Precalculus, Chapter 7, 7.4, Section 7.4, Problem 18

3/(x^2-3x)
To decompose a fraction, factor the denominator.
3/(x(x-3))
Then, write a fraction for each factor. Since the numerator is still unknown, assign a variable to the numerator of each fraction.
A/x and B/(x-3)
Add these two fractions and set it equal to the given rational expression.
3/(x(x-3)) = A/x + B/(x-3)
To get the values of A and B, eliminate the fractions in the equation.
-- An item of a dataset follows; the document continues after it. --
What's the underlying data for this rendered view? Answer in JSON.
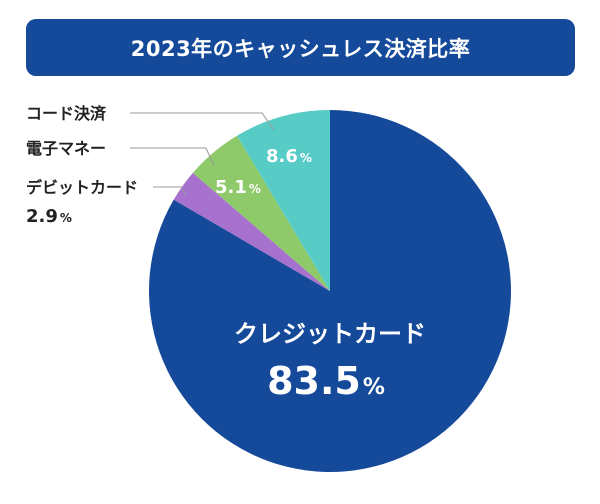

So, multiply both sides by the LCD.
x(x-3)*3/(x(x-3))=(A/x+B/(x-3))*x(x-3)
3=A(x-3) + Bx
Then, plug-in the roots of each factor.
For the factor (x-3), its root is x=3.
3=A(3-3) + B(3)
3=3B
3/3=(3B)/3
1=B
For the factor x, its root is x=0.
3=A(0-3)+B(0)
3=-3A
3/(-3)=(-3A)/(-3)
-1=A
So the given rational expression decomposes to:
-1/x + 1/(x-3)
This can be re-written as:
1/(x-3) - 1/x

To check, express the two fractions with same denominators.
1/(x-3)-1/x=1/(x-3)*x/x - 1/x*(x-3)/(x-3)=x/(x(x-3)) - (x-3)/(x(x-3))
Now that they have same denominators, proceed to subtract them.
=(x-(x-3))/(x(x-3)) = (x - x + 3)/(x(x-3))=3/(x(x-3))=3/(x^2-3x)

Therefore, 3/(x^2-3x) = 1/(x-3)-1/x .